2. Script to Calculate Metrics:
    - For simplicity, use a function calculate_quality_metrics() that calculates and logs metrics such as missing rate or mismatch rate.
3. Store Logs:
    - Use Python's logging library to save these metrics over time.

In [None]:
# Write your code from here
import pandas as pd
import schedule
import time
import logging
from datetime import datetime

# Configure logging
logging.basicConfig(
    filename="data_quality_logs.log",
    level=logging.INFO,
    format="%(asctime)s - %(levelname)s - %(message)s"
)

# Define path to your dataset
DATA_PATH = "your_dataset.csv"  # Update with your dataset path

# Define trusted dataset for accuracy comparison if needed
TRUSTED_DATA_PATH = "trusted_dataset.csv"  # Optional for accuracy check

# Function to calculate quality metrics
def calculate_quality_metrics():
    try:
        df = pd.read_csv(DATA_PATH)

        # Completeness: % of missing values
        completeness = 100 - df.isnull().mean().mean() * 100

        # Accuracy (optional): if a trusted source exists
        try:
            trusted_df = pd.read_csv(TRUSTED_DATA_PATH)
            # Assume we compare a common field, e.g., 'price'
            merged = df.merge(trusted_df, on='id', suffixes=('', '_trusted'))
            accuracy = (merged['price'] == merged['price_trusted']).mean() * 100
        except Exception:
            accuracy = "Not calculated (trusted data unavailable)"

        # Log metrics
        logging.info(f"Completeness: {completeness:.2f}% | Accuracy: {accuracy}")
        print(f"[{datetime.now()}] Completeness: {completeness:.2f}% | Accuracy: {accuracy}")

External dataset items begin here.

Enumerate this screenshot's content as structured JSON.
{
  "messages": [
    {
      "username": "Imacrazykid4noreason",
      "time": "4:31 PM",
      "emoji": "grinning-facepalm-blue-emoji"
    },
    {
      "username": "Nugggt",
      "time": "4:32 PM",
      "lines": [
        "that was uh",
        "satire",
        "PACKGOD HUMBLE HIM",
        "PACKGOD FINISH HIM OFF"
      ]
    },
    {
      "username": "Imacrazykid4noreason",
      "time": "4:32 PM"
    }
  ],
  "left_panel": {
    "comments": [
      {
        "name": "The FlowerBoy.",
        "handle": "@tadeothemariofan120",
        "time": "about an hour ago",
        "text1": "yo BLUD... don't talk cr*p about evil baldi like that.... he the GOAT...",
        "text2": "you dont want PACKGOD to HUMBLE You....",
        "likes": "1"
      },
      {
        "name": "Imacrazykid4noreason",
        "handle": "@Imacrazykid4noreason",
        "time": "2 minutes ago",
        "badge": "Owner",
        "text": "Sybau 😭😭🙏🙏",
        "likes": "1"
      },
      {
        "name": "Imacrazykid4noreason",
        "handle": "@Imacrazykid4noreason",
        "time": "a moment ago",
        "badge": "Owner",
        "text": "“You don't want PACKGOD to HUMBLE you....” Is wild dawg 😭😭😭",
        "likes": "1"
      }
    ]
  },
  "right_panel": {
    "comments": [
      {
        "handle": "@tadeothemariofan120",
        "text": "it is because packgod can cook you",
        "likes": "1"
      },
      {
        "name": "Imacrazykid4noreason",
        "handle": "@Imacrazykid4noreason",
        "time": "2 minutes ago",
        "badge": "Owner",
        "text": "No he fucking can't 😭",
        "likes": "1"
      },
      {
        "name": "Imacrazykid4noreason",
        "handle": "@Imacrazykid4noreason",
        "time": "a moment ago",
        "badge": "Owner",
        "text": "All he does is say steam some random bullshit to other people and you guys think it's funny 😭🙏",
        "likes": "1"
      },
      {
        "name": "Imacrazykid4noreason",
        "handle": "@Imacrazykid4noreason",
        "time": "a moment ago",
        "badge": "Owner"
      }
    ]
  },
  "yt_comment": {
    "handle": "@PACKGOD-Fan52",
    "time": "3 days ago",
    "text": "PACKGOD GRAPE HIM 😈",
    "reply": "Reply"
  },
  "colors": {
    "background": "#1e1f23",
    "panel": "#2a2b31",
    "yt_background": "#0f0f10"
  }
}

    except Exception as e:
        logging.error(f"Error during data quality check: {str(e)}")

# 3. Schedule the task every hour (or daily)
schedule.every(1).hours.do(calculate_quality_metrics)

# 4. Run the schedule continuously
print("Monitoring started... Press Ctrl+C to stop.")
while True:
    schedule.run_pending()
    time.sleep(1)